We decided that we couldn't pass up the opportunity to hit the Jura, since this was the first really nice weekend we've had over the past few weeks. We were a bit nervous though as we planned to hike to the top of the mountain, and being Oswin's first big hike, well, that's enough to make anyone nervous. 


One of biggest fears about taking a 7 1/2 month old babe on such a big hike was that she'd do really well on the ascent, we'd get to the top, sit down to enjoy a picnic lunch, and then she'd completely lose it, making the descent of an hour plus total hell. 


We began our hike from Tiocan, a trailhead that is about a 45 minute hike or 10 minute drive from our house. Since this was our first of hopefully many Jura hikes with little miss, we decided to play it safe this time and drive to Tiocan, rather than hiking. 


From Tiocan we continued on towards Reculet, which until recently was known as the highest point in the Jura. However, being that Reculet is classified by most hiking guides as a very difficult hike, we decided in the end to take a less steep route up to the top. This was also my first "real" hike since before becoming pregnant with Oswin, so this was a bit of a test hike for me to see how much rust needed to be cleared away. 


We took a long path along the mountain, and even though the scenery didn't change as much as the route to Reculet, it was incredibly peaceful. In the 2 hours that we took to get to the top, we saw all of 4 people. Being alone in nature is always a bit surreal to me. It's like being an outsider in your own world. Nature goes on without us, and to hear the world around us on this low traffic hiking path a buzz with birds, wild flowers, tall evergreens, and the like, well, it was just incredible.
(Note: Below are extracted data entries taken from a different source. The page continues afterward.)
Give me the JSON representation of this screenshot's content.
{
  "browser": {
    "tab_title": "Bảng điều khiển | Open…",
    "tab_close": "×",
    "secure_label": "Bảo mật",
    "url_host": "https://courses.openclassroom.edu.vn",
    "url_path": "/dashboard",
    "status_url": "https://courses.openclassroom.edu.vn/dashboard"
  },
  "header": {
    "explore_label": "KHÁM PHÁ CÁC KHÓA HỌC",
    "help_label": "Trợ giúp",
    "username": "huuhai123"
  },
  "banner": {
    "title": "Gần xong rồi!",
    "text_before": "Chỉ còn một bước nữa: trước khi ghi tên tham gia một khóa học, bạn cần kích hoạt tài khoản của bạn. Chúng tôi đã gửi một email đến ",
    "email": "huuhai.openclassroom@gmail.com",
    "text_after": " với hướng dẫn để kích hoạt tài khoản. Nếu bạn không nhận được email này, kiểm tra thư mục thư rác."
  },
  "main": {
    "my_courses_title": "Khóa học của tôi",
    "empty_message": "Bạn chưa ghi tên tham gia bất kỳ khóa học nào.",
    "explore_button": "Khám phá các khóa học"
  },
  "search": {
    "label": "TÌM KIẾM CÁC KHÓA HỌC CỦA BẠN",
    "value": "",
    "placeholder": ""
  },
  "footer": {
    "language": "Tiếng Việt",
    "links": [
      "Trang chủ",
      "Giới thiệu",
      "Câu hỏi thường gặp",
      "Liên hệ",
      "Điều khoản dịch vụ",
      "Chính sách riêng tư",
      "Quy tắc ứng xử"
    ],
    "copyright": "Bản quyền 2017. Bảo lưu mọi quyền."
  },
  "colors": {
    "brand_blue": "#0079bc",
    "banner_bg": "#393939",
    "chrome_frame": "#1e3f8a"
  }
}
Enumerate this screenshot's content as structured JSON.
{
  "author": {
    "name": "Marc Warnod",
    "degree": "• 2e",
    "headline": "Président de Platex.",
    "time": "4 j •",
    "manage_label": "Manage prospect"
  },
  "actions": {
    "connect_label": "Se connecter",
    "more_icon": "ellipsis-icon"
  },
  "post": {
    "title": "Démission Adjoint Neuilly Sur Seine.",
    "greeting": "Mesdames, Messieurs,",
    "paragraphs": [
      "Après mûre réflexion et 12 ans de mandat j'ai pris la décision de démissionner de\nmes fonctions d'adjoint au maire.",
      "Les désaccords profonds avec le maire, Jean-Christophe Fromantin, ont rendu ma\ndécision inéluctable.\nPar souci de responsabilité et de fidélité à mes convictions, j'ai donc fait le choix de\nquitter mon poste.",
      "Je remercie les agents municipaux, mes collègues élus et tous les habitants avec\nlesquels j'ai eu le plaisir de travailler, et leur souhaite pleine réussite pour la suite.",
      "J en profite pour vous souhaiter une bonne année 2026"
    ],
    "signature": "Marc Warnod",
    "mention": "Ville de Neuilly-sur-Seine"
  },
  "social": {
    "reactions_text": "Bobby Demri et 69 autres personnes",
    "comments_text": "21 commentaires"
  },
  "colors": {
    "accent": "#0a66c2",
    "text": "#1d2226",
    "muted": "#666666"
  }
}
It doesn't matter how often we hike, I will always be astounded and humbled by nature. 


I had never taken this path before, nor had I ever been to this peak in the Jura, so I was surprised once we got to the top because it was just other worldly. First of all, you come to the top in a rather quiet matter. It just sort of happened. With a lot of other hiking paths you can tell when you're getting close, but here we found ourselves coming around a corner and in this massive field full of wild flowers, (my favorite being the wild daffodils), surrounded by several peaks. 


And we were the only ones around. 


Except for a fox. And a Chamoix. It was so quiet that I felt as if we were trespassing into some fairy world, like something straight out of "The Lord of the Rings."


We continued to walk up a peak to try to find a good look out point, as well as a place where we could sit and enjoy our small picnic lunch. To our surprise, we came across what looked like an empty chalet. To our even greater surprise, there were two people inside. The gentleman and his wife owned the chalet, which was built in 1830, and explained to us that it was the only one in the region which still maintained it's original structure. He had been working on restoring it for the last 35 years, and would we like a look inside? 


Bien sur we did. 


And it did not disappoint. 

{The Saleve Mountain and the Rhone River}

No electricity. A big fireplace. All stone and wood. Books. Candles. A long wooden table and chairs. A vase full of wild daffodils. Firewood galore. It was like stepping into a dreamy history book written by someone with really amazing taste. 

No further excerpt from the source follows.